A new trust hopes to help school children take full advantage of the educational, creative and sporting facilities Building Schools for the Future will create for them
With the general election just around the corner, education spending remains one of the key issues for all those hoping to form the next government. But this is an area of debate I shall leave to the politicians, and instead focus this month on an intimate gathering of about 14,000 young people I am due to attend in July.
The Transformation Trust - a new independent education charity set up by Partnerships for Schools last year - will be marking its first anniversary in style with an event at London’s O2 Arena. Over 1,000 Building Schools for the Future schools, from the local authorities that were announced last month to the 150 completed schools, are being invited to attend- free of charge - the end-of-term celebration event, which will include headline acts, a national “battle of the bands” contest, and the winners of the Young Designer and Young Filmmaker of the Year awards being revealed.
The launch of the Transformation Trust at the London Eye in May 2009
The trust has enjoyed a very successful first year of operation; in the first year of its existence it has attracted more than £2m in funding from companies, with our 10th founding partner, Interserve, joining in March.

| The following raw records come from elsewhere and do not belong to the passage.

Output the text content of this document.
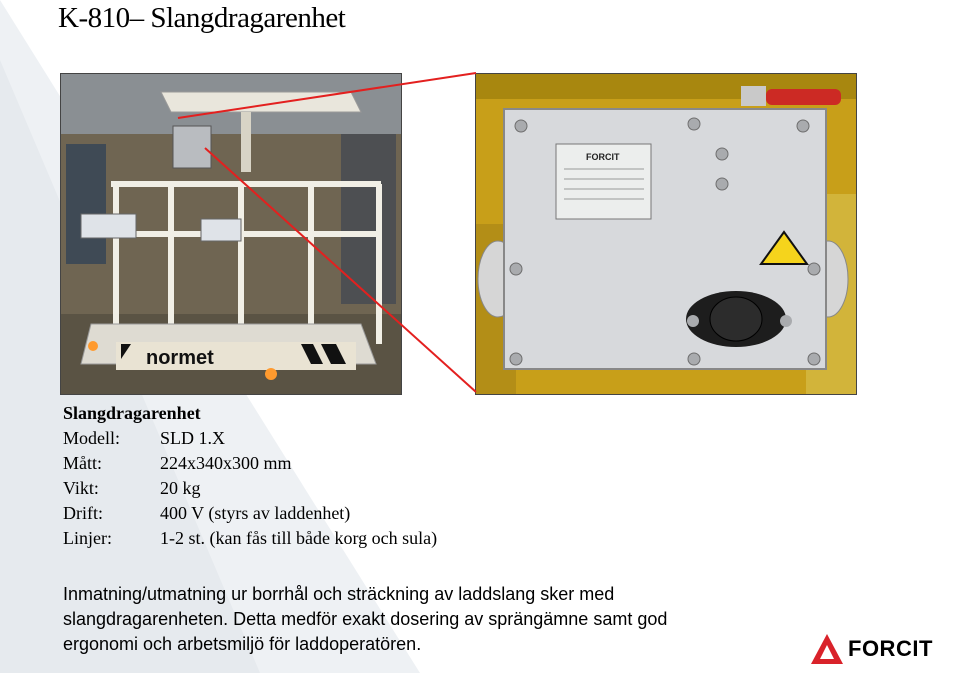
K-810– Slangdragarenhet
normet
FORCIT
Slangdragarenhet
Modell:	SLD 1.X
Mått:	224x340x300 mm
Vikt:	20 kg
Drift:	400 V (styrs av laddenhet)
Linjer:	1-2 st. (kan fås till både korg och sula)

Inmatning/utmatning ur borrhål och sträckning av laddslang sker med

slangdragarenheten. Detta medför exakt dosering av sprängämne samt god

ergonomi och arbetsmiljö för laddoperatören.	FORCIT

Our 10 major sponsors, including some big names from the world of construction and ICT, are helping the trust to make a real difference to young people once their BSF school is open.
New and refurbished BSF schools provide pupils with excellent dance, drama, sports, science and other facilities, but the schools themselves - or parents of pupils - may not be able to afford specialist extra-curricular sessions or activities that make the most of these facilities and help young people develop new skills, grow in confidence, and maybe even discover hidden talents.
Students involved in the Shakespeare Schools Festival perform on the South Bank as part of the Transformation Trust’s launch last year
This is where the trust steps in, providing much-needed funding to some great charities and organisations out there which desperately need financial support to allow them to work with more young people in more schools across England. Through association with the trust, the selected projects not only receive funding for at least one year, but as a trust-funded project they are plugged into a network of BSF schools, which can choose projects they would like to work with according to the needs of their students.
Shakespeare Schools Festival, iCould, Magic Breakfast and F1 in Schools are the first projects to be funded by the trust, and have been working with about 100 schools across England since September last year. One student who has been working with F1 in schools said it has “opened up a whole world of opportunity for me. I have learnt so much, from the science and engineering of designing and making the car to the challenge of developing the business strategy for the team”. And there are even reports of students who have been inspired to study engineering and make a career in the motor industry after the time they spent competing in F1 in schools events. If the Transformation Trust, combined with BSF learning environments, can help students aspire to jobs they may have considered out of their reach before, then this is a fantastic achievement as far as I’m concerned.
So that’s why I am looking forward to being at the O2 on 13 July, to give even more young people a taste of what the Transformation Trust can offer them. And I hope that more companies will come forward to support the Trust in its activities over the coming months - it’s an amazing opportunity to create a lasting legacy.